MPs Demand Answers Over Claims Police Spied On Ministers

REUTERS/UK Parliament
REUTERS/UK Parliament

MPs have demanded disclosure of all personal files compiled on them by undercover police officers while they were in Parliament. The call came during an urgent question in the House of Commons following revelations that police had kept a number of MPs under surveillance right into the 1990s.

Police are accused of spying on left-wing MPs including Jack Straw, Harriet Harman and Peter Hain. The surveillance began in the 1970s and 1980s when many of them were involved in causes like the anti-apartheid movement. It continued even after they became ministers in the Labour government after the 1997 landslide.
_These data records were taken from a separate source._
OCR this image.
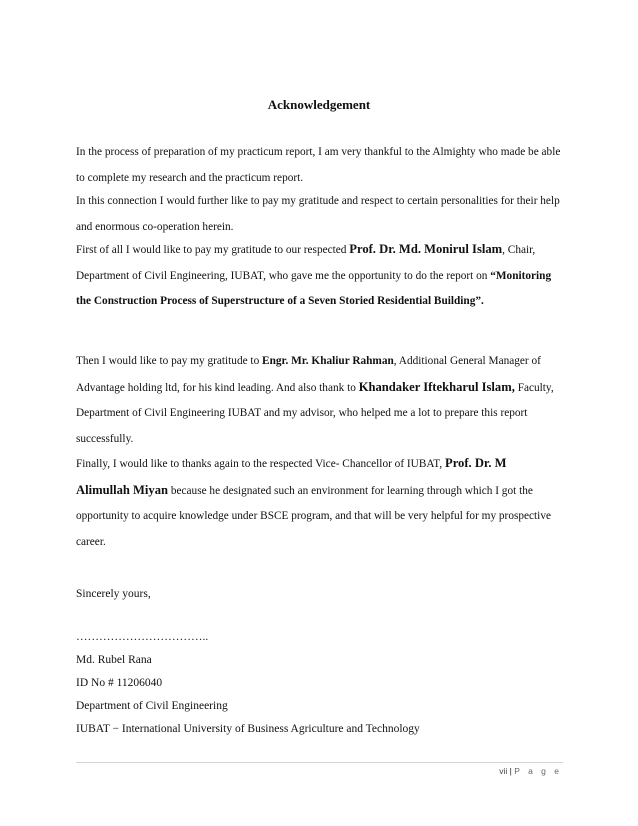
Acknowledgement
In the process of preparation of my practicum report, I am very thankful to the Almighty who made be able to complete my research and the practicum report.
In this connection I would further like to pay my gratitude and respect to certain personalities for their help and enormous co-operation herein.
First of all I would like to pay my gratitude to our respected Prof. Dr. Md. Monirul Islam, Chair, Department of Civil Engineering, IUBAT, who gave me the opportunity to do the report on “Monitoring the Construction Process of Superstructure of a Seven Storied Residential Building”.
Then I would like to pay my gratitude to Engr. Mr. Khaliur Rahman, Additional General Manager of Advantage holding ltd, for his kind leading. And also thank to Khandaker Iftekharul Islam, Faculty, Department of Civil Engineering IUBAT and my advisor, who helped me a lot to prepare this report successfully.
Finally, I would like to thanks again to the respected Vice- Chancellor of IUBAT, Prof. Dr. M Alimullah Miyan because he designated such an environment for learning through which I got the opportunity to acquire knowledge under BSCE program, and that will be very helpful for my prospective career.
Sincerely yours,
……………………………..
Md. Rubel Rana
ID No # 11206040
Department of Civil Engineering
IUBAT − International University of Business Agriculture and Technology
vii | P a g e
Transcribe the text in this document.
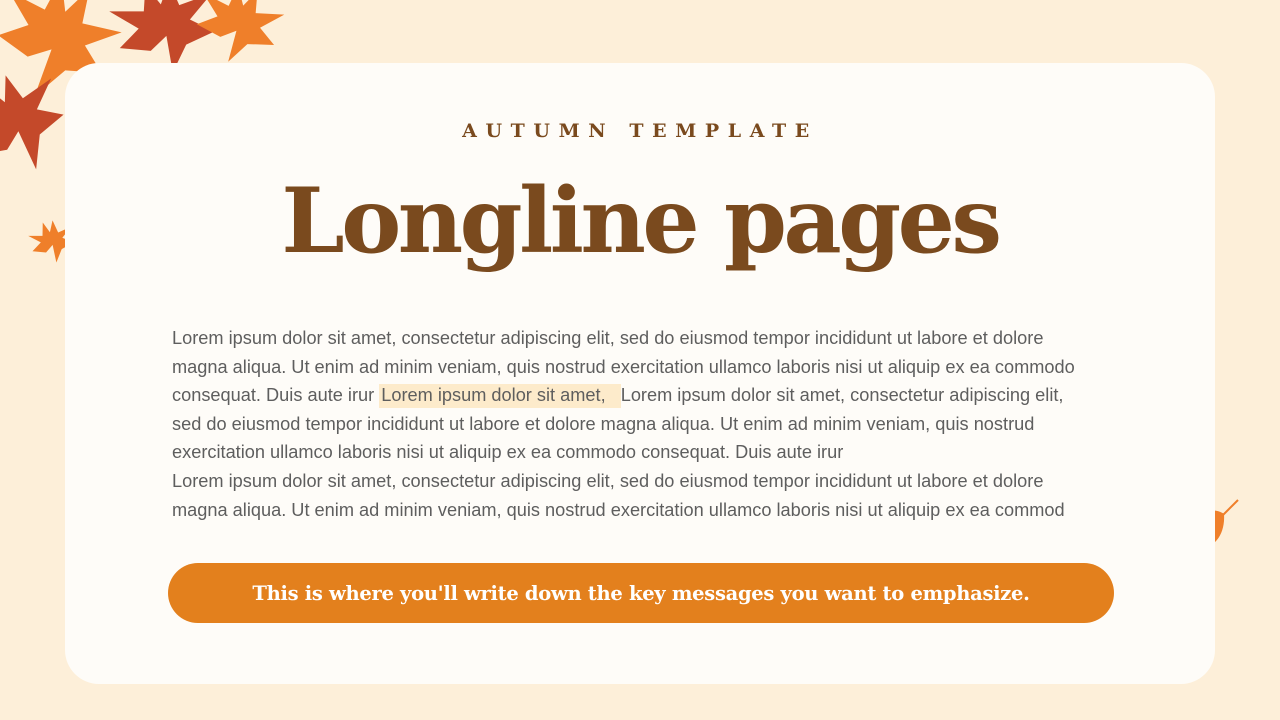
AUTUMN TEMPLATE
Longline pages

Lorem ipsum dolor sit amet, consectetur adipiscing elit, sed do eiusmod tempor incididunt ut labore et dolore
magna aliqua. Ut enim ad minim veniam, quis nostrud exercitation ullamco laboris nisi ut aliquip ex ea commodo
consequat. Duis aute irur Lorem ipsum dolor sit amet, Lorem ipsum dolor sit amet, consectetur adipiscing elit,
sed do eiusmod tempor incididunt ut labore et dolore magna aliqua. Ut enim ad minim veniam, quis nostrud
exercitation ullamco laboris nisi ut aliquip ex ea commodo consequat. Duis aute irur
Lorem ipsum dolor sit amet, consectetur adipiscing elit, sed do eiusmod tempor incididunt ut labore et dolore
magna aliqua. Ut enim ad minim veniam, quis nostrud exercitation ullamco laboris nisi ut aliquip ex ea commod

This is where you'll write down the key messages you want to emphasize.
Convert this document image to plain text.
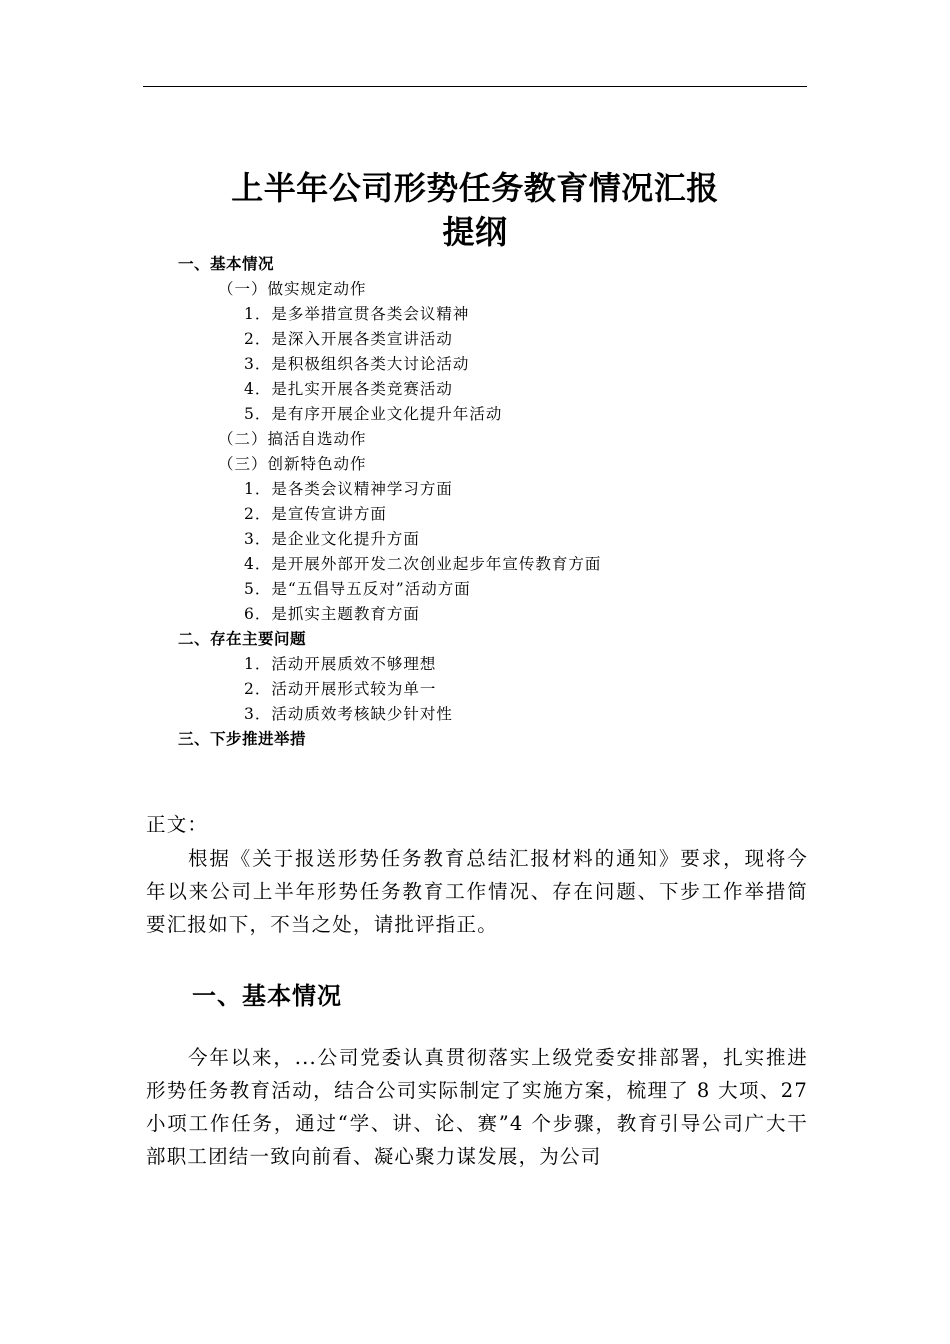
上半年公司形势任务教育情况汇报
提纲
一、基本情况
（一）做实规定动作
1．是多举措宣贯各类会议精神
2．是深入开展各类宣讲活动
3．是积极组织各类大讨论活动
4．是扎实开展各类竞赛活动
5．是有序开展企业文化提升年活动
（二）搞活自选动作
（三）创新特色动作
1．是各类会议精神学习方面
2．是宣传宣讲方面
3．是企业文化提升方面
4．是开展外部开发二次创业起步年宣传教育方面
5．是“五倡导五反对”活动方面
6．是抓实主题教育方面
二、存在主要问题
1．活动开展质效不够理想
2．活动开展形式较为单一
3．活动质效考核缺少针对性
三、下步推进举措
正文：
根据《关于报送形势任务教育总结汇报材料的通知》要求，现将今年以来公司上半年形势任务教育工作情况、存在问题、下步工作举措简要汇报如下，不当之处，请批评指正。
一、基本情况
今年以来，...公司党委认真贯彻落实上级党委安排部署，扎实推进形势任务教育活动，结合公司实际制定了实施方案，梳理了 8 大项、27 小项工作任务，通过“学、讲、论、赛”4 个步骤，教育引导公司广大干部职工团结一致向前看、凝心聚力谋发展，为公司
Ex-minister Peter Hain said: “I can understand why someone like me was spied on when I was campaigning against apartheid. It was a cold war mentality and many thought we were Stalinists, even though we strongly opposed Moscow. What is difficult to understand is why it continued for so long afterwards.”

Surveillance continued on Jack Straw even after he was appointed Home Secretary by Tony Blair, raising questions of who authorised the operation and if there was any democratic oversight. Despite the Urgent Question being directed toward the current Home Secretary, Theresa May, she sent her Minister for Police Mike Penning instead.

The minister was given a rough ride as successive MPs from the Labour benches demanded their files be disclosed to them. Penning pledged to publish as much as he could, but warned some elements may have to be redacted for national security reasons. This led to cries of “pathetic” from Labour MPs.

Dennis Skinner MP suggested that police surveillance was only ever carried out against left-wingers. He claimed that had surveillance not been limited to the left then paedophiles such as Jimmy Savile might have been caught. This was dismissed with “contempt” by the minister.

Penning went on to claim this was the first time he had come to the despatch box during his two years in the job and not said he was proud of British police.

The breach of confidentiality of MPs was also described by Speaker John Bercow as something he “takes very seriously indeed”. He ordered senior officers to investigate what House of Commons officials knew at the time or since.

Bercow also offered to look into concerns that MPs phones might have been tapped, in contravention of accepted privacy arrangements.